Archive for May, 2009
Tuesday, May 26th, 2009
Legal and regulatory provisions affect debt for equity swaps throughout the transaction and subsequently, until lenders have disposed of their shareholdings. Firstly, there is the need to ensure that the transaction is structured in compliance with all local legal and regulatory provisions. In addition, lenders must ensure that they are not in breach of laws and regulations that apply to them as a result of them being:
- Substantial shareholders in a company.
- Financial institutions holding shares in a non-financial entity.
Laws and regulations relating to the shareholdings held by the lenders in general, and the banks in particular, include:
- Obligations under corporate legislation, or local stock exchange regulation, to disclose acquisitions and movements in shareholdings above a certain threshold.

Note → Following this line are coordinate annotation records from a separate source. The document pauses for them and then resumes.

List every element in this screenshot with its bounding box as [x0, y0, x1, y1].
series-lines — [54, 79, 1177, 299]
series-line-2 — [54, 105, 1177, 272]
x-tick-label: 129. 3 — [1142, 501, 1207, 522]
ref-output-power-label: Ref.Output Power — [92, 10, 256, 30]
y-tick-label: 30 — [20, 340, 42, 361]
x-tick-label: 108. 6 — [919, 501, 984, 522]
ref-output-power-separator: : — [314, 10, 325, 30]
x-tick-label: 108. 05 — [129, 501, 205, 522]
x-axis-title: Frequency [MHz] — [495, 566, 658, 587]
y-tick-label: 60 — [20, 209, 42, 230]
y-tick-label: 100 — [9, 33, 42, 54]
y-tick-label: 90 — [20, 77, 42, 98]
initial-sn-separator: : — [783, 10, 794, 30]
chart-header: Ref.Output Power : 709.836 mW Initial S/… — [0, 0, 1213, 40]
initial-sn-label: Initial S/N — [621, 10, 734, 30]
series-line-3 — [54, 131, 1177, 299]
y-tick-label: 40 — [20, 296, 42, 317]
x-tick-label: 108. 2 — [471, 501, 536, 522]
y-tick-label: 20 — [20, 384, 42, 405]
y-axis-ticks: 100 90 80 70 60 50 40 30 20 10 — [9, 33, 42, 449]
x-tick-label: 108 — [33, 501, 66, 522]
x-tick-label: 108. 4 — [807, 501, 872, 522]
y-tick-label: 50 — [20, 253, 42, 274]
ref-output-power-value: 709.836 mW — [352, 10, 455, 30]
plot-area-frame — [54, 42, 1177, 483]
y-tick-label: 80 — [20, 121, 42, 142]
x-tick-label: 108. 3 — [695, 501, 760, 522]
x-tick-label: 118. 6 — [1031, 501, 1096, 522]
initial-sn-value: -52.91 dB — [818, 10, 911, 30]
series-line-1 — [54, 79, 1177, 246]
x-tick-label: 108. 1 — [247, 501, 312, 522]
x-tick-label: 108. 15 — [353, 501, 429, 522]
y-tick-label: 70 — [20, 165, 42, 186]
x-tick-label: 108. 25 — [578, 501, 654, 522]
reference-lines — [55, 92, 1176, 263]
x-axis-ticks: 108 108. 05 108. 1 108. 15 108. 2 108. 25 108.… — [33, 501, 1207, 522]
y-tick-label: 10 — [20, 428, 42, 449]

- The need to comply with local insider dealing legislation.
- In certain circumstances, local and regional mergers regulation may be triggered as a result of the lenders acquiring a substantial shareholding in a company. Dispensation may need to be applied for.
- In some countries there are rules that restrict banks holding shares in non-bank companies. Dispensation is usually available if the shares are acquired to facilitate a rescue.
- Lenders may become a ‘connected party’ with the company and may, as a result, become subject to additional legal and regulatory provisions that govern their dealings with it.